Moe (Moe Howard): Don’t worry, it was just an accident.
[grabs the beer mug and smashes it on Larryâs head]
Moe (Moe Howard): That was no accident. Who did you think I was, a customer?
[grabs him by the hair]
Moe (Moe Howard): What kind of drink is that?
Curly (Curly Howard): That’s my own brand, a Western surprise.
Moe (Moe Howard): There’s no liquor in that!
Curly (Curly Howard): That’s the surprise!
Moe (Moe Howard): A dumb guy like that can dig up gold, so can we. C’mon.
Curly (Curly Howard): Ooh, we get to be golddiggers!
Curly (Curly Howard): I can see it now, I come home from a hard days work, I whistle for the dog and my wife comes out!
Curly (Curly Howard): I’ll cook the supper.
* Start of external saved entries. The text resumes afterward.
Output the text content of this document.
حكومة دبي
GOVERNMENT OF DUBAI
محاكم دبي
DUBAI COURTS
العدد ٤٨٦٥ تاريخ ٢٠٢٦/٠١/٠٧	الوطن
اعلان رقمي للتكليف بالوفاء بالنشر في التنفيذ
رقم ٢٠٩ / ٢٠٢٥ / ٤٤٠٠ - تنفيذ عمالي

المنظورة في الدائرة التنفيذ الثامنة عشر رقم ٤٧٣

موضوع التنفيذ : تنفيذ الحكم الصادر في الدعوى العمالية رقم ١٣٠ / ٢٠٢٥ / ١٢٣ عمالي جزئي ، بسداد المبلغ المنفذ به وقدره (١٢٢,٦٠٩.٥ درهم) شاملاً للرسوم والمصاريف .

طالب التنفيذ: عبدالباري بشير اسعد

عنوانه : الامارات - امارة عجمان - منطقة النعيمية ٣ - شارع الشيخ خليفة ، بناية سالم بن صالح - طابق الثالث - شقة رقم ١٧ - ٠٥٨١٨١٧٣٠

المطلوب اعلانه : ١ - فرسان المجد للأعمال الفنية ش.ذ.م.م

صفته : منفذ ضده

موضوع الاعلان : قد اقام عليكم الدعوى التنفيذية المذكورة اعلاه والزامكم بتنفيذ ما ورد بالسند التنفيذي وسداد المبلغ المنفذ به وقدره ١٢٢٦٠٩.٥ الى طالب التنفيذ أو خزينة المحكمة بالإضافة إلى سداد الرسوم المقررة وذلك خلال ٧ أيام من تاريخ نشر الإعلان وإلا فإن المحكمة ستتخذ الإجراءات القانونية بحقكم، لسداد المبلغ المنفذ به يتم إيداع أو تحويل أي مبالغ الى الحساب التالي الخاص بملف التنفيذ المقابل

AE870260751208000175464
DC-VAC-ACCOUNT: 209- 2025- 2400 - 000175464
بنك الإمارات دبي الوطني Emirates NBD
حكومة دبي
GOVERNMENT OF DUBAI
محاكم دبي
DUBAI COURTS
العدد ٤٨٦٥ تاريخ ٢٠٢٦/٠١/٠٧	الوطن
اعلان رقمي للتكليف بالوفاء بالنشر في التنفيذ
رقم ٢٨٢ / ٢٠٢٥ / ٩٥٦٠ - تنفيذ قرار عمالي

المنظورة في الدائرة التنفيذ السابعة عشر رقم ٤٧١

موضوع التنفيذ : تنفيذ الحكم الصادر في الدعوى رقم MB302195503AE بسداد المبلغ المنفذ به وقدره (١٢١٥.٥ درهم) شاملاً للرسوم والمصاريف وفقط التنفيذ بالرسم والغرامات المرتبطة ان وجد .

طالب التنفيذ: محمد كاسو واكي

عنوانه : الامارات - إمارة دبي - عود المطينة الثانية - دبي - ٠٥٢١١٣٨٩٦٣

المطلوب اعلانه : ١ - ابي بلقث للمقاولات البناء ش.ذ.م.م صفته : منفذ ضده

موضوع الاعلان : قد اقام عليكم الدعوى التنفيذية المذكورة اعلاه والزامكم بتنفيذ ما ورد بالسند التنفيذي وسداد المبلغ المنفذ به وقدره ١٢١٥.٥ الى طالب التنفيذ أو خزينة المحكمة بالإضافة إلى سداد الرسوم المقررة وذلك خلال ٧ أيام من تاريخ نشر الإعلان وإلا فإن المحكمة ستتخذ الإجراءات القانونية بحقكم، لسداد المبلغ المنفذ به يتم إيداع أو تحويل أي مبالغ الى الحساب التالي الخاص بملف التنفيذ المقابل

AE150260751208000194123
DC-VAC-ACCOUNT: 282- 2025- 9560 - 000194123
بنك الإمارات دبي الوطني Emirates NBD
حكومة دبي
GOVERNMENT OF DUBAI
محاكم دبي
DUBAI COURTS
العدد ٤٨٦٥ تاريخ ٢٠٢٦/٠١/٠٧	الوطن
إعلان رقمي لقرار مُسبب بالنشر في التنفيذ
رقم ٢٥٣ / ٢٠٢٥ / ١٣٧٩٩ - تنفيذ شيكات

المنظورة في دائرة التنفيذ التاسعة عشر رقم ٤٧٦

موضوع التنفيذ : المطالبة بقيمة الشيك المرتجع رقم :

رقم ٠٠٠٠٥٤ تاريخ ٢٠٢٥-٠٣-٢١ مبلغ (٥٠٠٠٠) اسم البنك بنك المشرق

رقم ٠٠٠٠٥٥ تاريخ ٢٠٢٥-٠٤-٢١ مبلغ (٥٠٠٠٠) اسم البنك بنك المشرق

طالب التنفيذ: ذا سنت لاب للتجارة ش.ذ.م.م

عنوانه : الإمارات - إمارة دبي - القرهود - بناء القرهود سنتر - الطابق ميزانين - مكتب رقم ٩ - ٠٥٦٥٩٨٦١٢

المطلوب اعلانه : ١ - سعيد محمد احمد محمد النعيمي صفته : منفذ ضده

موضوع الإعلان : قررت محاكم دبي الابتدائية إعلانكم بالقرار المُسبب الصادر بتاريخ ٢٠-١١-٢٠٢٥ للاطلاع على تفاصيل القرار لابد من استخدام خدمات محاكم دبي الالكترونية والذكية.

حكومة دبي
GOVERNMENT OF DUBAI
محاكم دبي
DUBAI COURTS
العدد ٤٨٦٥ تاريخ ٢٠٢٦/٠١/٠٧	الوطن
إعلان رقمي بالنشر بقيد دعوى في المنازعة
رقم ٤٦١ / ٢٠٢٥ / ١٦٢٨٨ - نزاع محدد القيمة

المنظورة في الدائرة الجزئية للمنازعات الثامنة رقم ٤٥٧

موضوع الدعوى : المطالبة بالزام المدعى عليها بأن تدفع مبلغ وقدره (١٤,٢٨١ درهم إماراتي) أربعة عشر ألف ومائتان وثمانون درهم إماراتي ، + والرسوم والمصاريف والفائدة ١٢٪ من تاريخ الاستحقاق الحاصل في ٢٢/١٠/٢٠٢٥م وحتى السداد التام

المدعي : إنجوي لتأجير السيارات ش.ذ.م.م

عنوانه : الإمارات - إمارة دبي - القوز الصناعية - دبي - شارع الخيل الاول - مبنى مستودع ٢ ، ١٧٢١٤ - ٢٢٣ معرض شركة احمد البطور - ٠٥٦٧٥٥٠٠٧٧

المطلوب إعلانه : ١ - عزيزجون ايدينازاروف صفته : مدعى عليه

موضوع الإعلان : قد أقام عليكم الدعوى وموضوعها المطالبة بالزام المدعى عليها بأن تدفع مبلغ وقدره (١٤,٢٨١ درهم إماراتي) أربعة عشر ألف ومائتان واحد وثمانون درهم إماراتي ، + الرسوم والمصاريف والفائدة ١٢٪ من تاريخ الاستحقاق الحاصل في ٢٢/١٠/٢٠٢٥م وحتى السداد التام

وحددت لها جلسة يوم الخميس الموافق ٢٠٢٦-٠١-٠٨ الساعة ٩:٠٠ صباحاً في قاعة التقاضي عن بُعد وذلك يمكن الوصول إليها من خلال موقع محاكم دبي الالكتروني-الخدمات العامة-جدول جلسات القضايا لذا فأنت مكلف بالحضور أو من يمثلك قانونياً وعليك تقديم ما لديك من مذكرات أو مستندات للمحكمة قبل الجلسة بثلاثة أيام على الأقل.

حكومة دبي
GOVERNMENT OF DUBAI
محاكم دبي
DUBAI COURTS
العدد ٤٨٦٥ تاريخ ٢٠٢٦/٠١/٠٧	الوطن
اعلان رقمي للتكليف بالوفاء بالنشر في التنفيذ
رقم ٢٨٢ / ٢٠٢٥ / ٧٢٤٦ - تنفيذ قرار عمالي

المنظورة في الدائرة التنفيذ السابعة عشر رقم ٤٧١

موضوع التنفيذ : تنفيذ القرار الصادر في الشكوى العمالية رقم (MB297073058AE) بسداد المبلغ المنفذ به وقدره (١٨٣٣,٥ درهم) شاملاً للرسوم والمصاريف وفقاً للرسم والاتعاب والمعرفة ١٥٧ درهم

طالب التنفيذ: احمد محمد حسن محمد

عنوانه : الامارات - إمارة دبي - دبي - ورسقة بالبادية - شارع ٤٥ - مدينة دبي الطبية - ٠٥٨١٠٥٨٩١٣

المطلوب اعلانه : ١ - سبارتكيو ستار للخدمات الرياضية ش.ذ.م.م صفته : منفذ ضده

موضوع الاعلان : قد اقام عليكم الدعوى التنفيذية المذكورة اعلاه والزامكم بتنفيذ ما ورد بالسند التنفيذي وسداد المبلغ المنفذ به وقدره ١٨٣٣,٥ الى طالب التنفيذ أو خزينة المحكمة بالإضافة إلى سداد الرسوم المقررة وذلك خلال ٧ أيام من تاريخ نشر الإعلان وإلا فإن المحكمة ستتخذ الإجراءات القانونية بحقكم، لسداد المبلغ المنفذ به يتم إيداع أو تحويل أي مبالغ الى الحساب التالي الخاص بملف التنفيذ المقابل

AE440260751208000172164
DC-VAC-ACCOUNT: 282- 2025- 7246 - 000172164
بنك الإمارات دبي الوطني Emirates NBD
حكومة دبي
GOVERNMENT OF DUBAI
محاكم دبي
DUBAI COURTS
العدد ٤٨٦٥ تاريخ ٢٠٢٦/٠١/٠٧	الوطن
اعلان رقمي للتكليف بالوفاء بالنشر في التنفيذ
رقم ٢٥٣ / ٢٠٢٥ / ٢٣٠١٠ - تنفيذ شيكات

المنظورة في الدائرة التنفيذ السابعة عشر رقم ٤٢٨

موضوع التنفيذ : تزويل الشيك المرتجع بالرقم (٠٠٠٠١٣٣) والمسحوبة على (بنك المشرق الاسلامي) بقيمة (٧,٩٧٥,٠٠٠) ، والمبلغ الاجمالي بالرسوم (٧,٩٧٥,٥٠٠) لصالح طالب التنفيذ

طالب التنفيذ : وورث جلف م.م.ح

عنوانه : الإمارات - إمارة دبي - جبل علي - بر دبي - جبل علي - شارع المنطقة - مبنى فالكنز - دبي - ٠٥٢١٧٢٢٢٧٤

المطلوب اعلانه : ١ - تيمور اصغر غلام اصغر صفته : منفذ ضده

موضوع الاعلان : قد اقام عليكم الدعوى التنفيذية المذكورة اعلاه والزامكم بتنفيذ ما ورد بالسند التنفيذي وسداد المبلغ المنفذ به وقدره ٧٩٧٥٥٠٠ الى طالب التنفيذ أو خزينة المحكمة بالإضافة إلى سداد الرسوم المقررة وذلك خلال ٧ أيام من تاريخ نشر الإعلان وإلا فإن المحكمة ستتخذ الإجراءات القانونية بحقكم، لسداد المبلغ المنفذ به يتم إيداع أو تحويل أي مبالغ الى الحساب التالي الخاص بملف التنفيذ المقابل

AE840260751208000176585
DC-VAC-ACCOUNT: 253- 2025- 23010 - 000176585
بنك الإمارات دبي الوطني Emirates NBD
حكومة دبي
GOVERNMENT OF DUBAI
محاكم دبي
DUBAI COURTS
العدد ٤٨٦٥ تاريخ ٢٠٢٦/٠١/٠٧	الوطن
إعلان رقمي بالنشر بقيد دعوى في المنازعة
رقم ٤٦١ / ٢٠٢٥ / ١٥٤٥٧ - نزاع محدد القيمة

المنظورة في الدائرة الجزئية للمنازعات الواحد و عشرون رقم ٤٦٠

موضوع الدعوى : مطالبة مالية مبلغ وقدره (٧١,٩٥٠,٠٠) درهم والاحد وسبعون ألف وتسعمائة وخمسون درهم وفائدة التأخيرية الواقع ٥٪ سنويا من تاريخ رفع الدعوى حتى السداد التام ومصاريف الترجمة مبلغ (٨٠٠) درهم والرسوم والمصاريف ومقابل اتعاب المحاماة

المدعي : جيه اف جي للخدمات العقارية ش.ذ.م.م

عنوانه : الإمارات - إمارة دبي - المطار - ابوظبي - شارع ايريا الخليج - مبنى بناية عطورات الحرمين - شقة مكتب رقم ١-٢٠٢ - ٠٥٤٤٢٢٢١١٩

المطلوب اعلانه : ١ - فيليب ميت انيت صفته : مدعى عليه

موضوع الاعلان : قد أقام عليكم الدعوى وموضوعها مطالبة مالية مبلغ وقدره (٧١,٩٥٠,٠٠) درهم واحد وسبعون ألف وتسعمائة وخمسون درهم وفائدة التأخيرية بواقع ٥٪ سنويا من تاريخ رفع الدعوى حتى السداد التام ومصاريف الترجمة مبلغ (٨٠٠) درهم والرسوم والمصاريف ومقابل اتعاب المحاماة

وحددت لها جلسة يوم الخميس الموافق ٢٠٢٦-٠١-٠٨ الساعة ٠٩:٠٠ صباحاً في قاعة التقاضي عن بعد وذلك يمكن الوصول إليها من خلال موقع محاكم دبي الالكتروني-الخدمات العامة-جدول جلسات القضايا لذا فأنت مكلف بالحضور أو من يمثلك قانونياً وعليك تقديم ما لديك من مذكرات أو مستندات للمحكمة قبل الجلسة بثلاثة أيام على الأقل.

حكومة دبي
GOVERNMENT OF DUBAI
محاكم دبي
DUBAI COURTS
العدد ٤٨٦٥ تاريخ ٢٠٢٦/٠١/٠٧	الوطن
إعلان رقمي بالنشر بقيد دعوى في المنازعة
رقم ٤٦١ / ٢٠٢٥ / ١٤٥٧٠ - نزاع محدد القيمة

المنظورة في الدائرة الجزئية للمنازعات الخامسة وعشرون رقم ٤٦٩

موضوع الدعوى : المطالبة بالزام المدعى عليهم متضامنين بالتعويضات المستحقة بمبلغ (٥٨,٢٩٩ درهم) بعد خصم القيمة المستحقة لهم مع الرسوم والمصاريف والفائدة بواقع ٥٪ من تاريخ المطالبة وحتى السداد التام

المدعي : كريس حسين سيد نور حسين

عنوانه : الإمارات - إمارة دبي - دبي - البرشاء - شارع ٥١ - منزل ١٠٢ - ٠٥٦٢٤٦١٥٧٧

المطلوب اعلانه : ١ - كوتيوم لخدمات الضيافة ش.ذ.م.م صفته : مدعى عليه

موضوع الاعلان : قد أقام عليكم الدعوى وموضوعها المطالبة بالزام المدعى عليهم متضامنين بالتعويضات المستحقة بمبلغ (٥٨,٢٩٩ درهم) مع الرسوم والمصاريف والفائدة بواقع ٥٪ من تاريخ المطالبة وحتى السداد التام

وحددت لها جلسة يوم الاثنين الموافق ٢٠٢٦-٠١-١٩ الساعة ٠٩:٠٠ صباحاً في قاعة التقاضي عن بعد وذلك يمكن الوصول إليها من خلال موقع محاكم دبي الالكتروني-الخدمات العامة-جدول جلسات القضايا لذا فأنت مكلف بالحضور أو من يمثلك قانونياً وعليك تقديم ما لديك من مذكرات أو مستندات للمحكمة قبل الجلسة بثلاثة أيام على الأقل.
How about scrambled eggs smothered in steak?
Larry (Larry Fine): Sounds swell to me. Where are the eggs?
Curly (Curly Howard): On top of the burro, so they’ll be nice and fresh in the sun.
Larry (Larry Fine): Yeah, well … get goin’ before we starve here. C’mon.
Curly (Curly Howard): Oh, fresh henfruit. Handle with care.
[tosses eggs to Moe]
Curly (Curly Howard): A sack of flour comin’ down!
[Tosses sack of flour down. Moe is forced to drop the eggs to catch the flour]
Larry (Larry Fine): Ya nitwit, now you broke the eggs!
[Newly hatched chicks are walking around the broken eggs]
Curly (Curly Howard): So what? We’ll have steak smothered in lamb chops … and maybe chicken on the side! Nyuk nyuk nyuk.
Larry (Larry Fine): Well, you fix it, I’ve got some prospecting to do. Hand me down that dynamite, and be careful!
Curly (Curly Howard): I’ll handle it as if it were eggs! … I mean, I’ll be careful!
Moe (Moe Howard): It’s all your fault! If you hadn’t thrown the rock, I wouldn’t have thrown the dynamite, and Yorick would still be here!
Larry (Larry Fine): Oh boy, solid gold!
Moe (Moe Howard): And 14 karat too!
Curly (Curly Howard): Carrots? That don’t look like a vegetable to me!
Moe (Moe Howard): I’ll give you a cauliflower ear! [slaps Curly]
Moe (Moe Howard): Them is bonds!
Larry (Larry Fine): Bonds? Whoever heard of getting bonds out of the ground?
Moe (Moe Howard): Why not, them is gold bonds!
Curly (Curly Howard): Gee, ain’t nature wonderful!
Moe (Moe Howard): And all the time I thought we had a bonanza.
Curly (Curly Howard): Yes, we have no bonanzas!